# Tree Biomass

Estimating the total amount of biomass (the total mass of all individuals) in forests is important for understanding the global carbon budget and how the earth will respond to increases in carbon dioxide emissions. Measuring the mass of whole trees is a major effort and requires destructive harvest of the tree. Fortunately, we can estimate the mass of a tree based on its diameter.

There are lots of equations for estimating the mass of a tree from its diameter, but one good option is the equation:

Mass = 0.124 * Diameter2.53

where `Mass` is measured in kg of dry above-ground biomass and `Diameter` is in cm DBH (Brown 1997).

We’re going to estimate the total tree biomass for trees in a 96 hectare area of the Western Ghats in India. The raw data is available on Ecological Archives. Unfortunately, the data is stored in a poor database structure and using all of the tree stems would be difficult without first tidying up the data. You can have a look at the metadata to get familiar with the data structure.

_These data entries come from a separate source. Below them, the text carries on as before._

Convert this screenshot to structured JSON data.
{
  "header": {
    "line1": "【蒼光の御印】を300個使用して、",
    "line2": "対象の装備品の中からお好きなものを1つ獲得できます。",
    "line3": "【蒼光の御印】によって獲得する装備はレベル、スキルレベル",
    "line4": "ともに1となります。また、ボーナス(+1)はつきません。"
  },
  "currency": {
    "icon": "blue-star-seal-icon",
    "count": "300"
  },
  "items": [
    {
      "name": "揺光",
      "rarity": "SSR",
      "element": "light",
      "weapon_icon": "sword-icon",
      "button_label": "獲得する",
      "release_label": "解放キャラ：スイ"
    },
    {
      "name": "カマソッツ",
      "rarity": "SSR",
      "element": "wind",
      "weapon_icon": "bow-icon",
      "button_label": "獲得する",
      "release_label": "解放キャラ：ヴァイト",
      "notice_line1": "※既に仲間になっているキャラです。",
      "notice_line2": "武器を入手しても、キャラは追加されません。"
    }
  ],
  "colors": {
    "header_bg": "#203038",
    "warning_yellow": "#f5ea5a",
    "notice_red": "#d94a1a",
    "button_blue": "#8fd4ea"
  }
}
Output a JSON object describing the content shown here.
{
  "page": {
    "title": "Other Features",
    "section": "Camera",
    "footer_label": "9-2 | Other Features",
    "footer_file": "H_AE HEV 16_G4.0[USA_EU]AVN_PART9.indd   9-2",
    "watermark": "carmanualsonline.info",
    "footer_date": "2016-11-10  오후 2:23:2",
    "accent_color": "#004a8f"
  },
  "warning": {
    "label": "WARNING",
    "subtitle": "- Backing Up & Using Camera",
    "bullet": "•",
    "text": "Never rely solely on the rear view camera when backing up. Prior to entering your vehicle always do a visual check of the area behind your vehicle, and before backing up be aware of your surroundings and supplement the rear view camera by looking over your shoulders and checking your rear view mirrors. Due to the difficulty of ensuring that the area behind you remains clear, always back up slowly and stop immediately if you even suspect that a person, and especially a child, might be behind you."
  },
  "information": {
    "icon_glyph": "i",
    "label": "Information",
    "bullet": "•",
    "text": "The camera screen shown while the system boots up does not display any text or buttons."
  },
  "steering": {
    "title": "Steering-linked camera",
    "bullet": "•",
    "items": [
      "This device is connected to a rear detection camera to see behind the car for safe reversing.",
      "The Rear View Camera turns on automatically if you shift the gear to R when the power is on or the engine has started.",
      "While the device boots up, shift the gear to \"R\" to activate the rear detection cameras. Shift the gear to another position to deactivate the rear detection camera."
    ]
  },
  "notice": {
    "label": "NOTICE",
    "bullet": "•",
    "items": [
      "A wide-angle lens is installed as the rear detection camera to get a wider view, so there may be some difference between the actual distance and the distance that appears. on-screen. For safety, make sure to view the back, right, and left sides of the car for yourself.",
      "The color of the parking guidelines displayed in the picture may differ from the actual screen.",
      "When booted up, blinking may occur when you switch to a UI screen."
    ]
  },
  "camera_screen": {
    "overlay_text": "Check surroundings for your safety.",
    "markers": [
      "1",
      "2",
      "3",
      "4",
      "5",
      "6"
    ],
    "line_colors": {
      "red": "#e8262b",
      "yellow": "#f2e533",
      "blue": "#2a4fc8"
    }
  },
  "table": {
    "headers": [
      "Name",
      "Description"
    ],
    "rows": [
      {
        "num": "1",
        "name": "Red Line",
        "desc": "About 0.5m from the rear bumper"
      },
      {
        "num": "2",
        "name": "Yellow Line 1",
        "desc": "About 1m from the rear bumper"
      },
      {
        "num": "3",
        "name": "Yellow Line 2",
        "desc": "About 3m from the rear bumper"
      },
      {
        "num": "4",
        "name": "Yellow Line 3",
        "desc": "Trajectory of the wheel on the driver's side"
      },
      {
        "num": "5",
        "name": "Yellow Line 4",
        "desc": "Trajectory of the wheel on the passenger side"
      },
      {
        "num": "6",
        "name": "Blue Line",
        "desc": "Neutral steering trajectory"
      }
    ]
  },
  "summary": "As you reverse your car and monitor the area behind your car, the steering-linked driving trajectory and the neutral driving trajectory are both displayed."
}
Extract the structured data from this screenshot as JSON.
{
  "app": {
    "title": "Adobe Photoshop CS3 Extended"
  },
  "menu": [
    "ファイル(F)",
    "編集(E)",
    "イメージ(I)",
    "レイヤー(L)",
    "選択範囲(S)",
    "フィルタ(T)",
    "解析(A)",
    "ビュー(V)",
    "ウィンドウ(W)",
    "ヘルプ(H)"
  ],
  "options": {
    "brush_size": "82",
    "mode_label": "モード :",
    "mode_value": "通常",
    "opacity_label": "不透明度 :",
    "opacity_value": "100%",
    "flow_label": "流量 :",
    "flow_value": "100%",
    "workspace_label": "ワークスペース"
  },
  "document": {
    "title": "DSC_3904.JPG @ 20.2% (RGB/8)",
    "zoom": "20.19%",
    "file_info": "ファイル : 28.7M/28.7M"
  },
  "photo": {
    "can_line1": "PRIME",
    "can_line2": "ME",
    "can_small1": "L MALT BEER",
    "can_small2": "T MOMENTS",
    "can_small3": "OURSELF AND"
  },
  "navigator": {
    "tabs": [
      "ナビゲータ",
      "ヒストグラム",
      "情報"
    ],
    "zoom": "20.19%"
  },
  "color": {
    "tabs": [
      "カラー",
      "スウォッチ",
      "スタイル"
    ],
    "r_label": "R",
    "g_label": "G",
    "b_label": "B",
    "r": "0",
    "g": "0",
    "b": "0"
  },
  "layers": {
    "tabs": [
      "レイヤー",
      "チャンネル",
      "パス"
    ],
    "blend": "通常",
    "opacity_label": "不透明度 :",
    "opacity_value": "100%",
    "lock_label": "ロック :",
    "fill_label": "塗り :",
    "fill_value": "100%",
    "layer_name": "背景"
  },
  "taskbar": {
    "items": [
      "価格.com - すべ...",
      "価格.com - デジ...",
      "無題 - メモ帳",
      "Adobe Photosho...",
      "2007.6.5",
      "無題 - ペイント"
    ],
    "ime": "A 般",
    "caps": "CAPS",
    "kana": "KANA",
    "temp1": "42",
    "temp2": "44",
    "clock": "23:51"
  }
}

1. Use `tidyr` to `gather()` the raw data into rows for each measured stem.
2. Write a function that takes a vector of tree diameters as an argument and
returns a vector of tree masses.
3. Stems are measured in girth (or circumference) rather than diameter. Write a function that takes a vector of circumferences as an argument and returns a vector of diameters (circumference = pi * diameter).
4. Use the two functions you’ve written to estimate the total biomass (i.e., the sum of the masses) of trees in this dataset and print the result to the screen.
5. `separate()` the `SpCode` into `GenusCode` and `SpEpCode` and estimate the total biomass per genus in a table. Technically the four letter code doesn’t uniquely identify all of the genera in the dataset, but we’ll assume it does for the purpose of this exercise.